The best wines to pair with Minestrone Soup are earthy and fruity red wines with plenty of acidity, such as Chianti, Beaujolais, Montepulciano d’Abruzzo or Barbera. Red wines with lots of tannin, such as Cabernet Sauvignon, do not work with Minestrone Soup as tannin clashes with the acidity of the tomatoes in your Soup.
White wines such as Chardonnay, Vermentino, Pinot Grigio and Sauvignon Blanc also work with Minestrone Soup, however, I never recommend them. I’m not too fond of the temperature contrast of cold wine and hot soup as it hurts my teeth going between the two. In addition, I feel the earthy and fruity red flavours of red wines mesh better with the silky tomato, starchy pasta, beans, and earthy winter vegetables of Minestrone Soup. If you don’t mind the temperature change, you’ll find some good pairings in the chart below.
Chianti Classico is a medium-bodied red wine that has high acidity and moderate tannin. Bursting with flavours of cherry, strawberry, and blackberry, Chianti gets along great with the tomatoes in your Minestrone Soup. Meanwhile, you’ll also find flavours of smoke, earth, herbs, leather and spice that go great with the beans, pasta, potatoes, carrots, and other vegetables in your Minestrone soup.
Chianti Classico’s texture is rich, smooth and satiny, matching your soup’s broth. Meanwhile, the acidity of the wine further accentuates the delicious flavours of all the chunky vegetables.
Chianti is also a fairly accessible red wine. It’s easy to find on store shelves if you’re making your Minestrone Soup at home, and the majority of all Italian restaurants should serve it by the glass. If you are enjoying your Minestrone Soup at a chain restaurant, Chianti Classico might be harder to come by.
Montepulciano d’Abruzzo & Minestrone Soup Pairing
Montepulciano d’Abruzzo is a medium to full-bodied red wine featuring medium acidity and tannin. Fleshy, dep and inky, expect dark flavours of blackberry, black cherry, black pepper, earth, plum and spice, which pair perfectly with the savoury flavours of Minestrone Soup.
If your Minestrone is just an opener for an Italian Meal, Montepulciano d’Abruzzo can be carried over to other dishes such as grilled beef or game, lamb, hearty pasta, and roasts
Barbera & Minestrone Soup Pairing
Barbera is a low(er) alcohol and light to medium bodied red wine with high acidity and low tannin. Expect moderate flavours of red cherry, plum, spice, black pepper, herbs and spice.
As Barbera is low(er) in alcohol, it makes for a fantastic lunchtime pairing with Minestrone Soup, as you won’t head back to the office (or into the rest of your day) feeling tipsy, sleepy or full.

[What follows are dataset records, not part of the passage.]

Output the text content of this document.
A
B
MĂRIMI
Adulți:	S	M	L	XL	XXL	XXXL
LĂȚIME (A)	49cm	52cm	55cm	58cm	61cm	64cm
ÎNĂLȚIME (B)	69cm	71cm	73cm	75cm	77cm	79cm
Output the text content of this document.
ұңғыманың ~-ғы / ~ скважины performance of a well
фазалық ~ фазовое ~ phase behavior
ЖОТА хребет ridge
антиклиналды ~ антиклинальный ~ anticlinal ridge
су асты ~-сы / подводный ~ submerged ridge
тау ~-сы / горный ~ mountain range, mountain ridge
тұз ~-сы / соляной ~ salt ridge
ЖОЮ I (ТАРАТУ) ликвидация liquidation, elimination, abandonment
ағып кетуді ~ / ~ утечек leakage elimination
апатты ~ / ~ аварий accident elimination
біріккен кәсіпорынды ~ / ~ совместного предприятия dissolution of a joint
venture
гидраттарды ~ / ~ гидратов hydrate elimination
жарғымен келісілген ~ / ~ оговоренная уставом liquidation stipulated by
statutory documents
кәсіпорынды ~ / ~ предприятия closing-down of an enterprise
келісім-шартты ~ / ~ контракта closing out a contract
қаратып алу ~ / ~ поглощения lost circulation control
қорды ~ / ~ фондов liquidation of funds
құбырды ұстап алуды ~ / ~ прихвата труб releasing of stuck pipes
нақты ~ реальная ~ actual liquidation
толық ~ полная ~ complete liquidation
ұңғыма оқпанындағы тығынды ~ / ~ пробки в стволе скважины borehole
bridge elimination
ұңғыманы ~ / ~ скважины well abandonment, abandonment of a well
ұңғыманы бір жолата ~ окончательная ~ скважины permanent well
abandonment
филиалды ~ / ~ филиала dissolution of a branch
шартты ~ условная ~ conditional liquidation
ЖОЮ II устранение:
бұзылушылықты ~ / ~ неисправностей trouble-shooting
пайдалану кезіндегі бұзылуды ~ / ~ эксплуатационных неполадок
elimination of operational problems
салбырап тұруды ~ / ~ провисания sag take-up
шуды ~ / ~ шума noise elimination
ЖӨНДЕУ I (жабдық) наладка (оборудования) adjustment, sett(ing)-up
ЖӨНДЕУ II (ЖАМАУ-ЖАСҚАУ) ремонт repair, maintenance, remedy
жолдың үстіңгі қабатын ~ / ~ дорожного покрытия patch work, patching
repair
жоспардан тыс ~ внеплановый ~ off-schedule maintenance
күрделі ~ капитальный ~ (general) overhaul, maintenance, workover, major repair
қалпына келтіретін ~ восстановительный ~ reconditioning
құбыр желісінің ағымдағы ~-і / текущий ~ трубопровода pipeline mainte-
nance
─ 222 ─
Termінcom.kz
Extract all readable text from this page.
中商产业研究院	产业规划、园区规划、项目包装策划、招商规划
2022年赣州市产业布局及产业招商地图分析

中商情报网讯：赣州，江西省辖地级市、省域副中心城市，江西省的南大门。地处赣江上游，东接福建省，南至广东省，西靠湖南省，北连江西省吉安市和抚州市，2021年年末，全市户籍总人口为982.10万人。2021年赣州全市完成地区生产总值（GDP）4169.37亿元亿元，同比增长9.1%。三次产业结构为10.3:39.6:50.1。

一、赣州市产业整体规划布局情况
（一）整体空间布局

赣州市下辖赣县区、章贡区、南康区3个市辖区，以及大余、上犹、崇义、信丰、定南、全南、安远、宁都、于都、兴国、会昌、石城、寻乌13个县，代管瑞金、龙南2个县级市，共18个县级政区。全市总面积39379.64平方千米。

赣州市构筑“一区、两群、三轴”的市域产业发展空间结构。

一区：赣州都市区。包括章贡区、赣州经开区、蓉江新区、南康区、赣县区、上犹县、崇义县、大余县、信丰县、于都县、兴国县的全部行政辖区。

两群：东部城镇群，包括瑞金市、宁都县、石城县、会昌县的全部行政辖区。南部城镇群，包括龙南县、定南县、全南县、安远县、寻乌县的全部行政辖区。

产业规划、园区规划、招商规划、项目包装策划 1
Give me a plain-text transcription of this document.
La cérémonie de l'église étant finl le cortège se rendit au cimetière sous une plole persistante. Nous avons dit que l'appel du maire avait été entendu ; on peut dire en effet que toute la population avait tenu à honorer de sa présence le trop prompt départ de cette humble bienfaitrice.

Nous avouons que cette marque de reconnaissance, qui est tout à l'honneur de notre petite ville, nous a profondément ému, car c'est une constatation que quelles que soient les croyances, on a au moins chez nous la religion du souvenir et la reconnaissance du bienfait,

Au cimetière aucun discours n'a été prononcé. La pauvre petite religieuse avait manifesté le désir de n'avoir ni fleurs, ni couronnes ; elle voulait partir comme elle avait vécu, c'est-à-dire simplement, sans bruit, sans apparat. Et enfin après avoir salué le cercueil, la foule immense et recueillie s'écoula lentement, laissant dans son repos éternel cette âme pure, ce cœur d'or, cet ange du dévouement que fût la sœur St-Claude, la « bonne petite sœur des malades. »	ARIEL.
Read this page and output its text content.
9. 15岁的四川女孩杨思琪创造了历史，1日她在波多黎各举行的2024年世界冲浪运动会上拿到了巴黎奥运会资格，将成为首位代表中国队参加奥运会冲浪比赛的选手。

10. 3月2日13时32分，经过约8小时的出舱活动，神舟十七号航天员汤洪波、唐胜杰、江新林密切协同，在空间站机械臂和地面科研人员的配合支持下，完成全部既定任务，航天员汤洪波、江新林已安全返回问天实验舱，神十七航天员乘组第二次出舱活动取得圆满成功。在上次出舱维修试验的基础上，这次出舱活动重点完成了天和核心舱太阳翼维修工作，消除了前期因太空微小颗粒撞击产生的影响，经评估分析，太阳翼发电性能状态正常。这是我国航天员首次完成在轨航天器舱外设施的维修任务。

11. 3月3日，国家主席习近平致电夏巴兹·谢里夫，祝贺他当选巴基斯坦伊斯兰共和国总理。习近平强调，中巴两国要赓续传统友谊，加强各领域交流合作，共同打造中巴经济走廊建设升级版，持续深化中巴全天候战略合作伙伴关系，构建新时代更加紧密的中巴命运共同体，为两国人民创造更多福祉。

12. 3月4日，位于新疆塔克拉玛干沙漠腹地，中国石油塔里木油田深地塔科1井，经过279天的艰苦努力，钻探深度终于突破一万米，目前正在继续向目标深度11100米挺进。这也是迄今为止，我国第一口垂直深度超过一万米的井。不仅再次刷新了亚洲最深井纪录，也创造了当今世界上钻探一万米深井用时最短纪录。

The high acidity of Barbera gets along with the tomatoes in your soup, cutting through the richness of the soup and making each new sip taste fresh and exciting.
Beaujolais & Minestrone Soup Pairing
Beaujolais Villages is a bargain version of Pinot Noir as it is inexpensive but features light but bright flavours of raspberry, strawberry, and cherries, along with traces of earth, spice and smoke. Low in alcohol, Beaujolais makes makes for a fun red wine for a lunchtime bowl of Minestrone Soup and perhaps a side sandwich (salmon, turkey, cheese, chicken, tuna and ham are all great sandwich matches with Beaujolais)
Côtes du Rhône & Minestrone Soup Pairing
Cotes du Rhone is a blend of Grenache with a variety of up to 23 different grapes, which might include Mourvèdre, Syrah or Carignan. Blended to be food-friendly, Cotes du Rhone features juicy and smooth flavours of raspberry, strawberry, plum and cherry. In addition, you’ll find notes of black pepper, earth, spice and herbs.
There are hundreds of different recipes for Minestrone soup, and Cotes du Rhone is bound to pair with most of them, provided you stick to a Cotes du Rhone that goes no higher than medium tannin. The earthier flavours of the wine love the root or winter vegetables in the soup, and the juicy fruit flavours of Cotes du Rhone go along great with the tomato paste-based broth.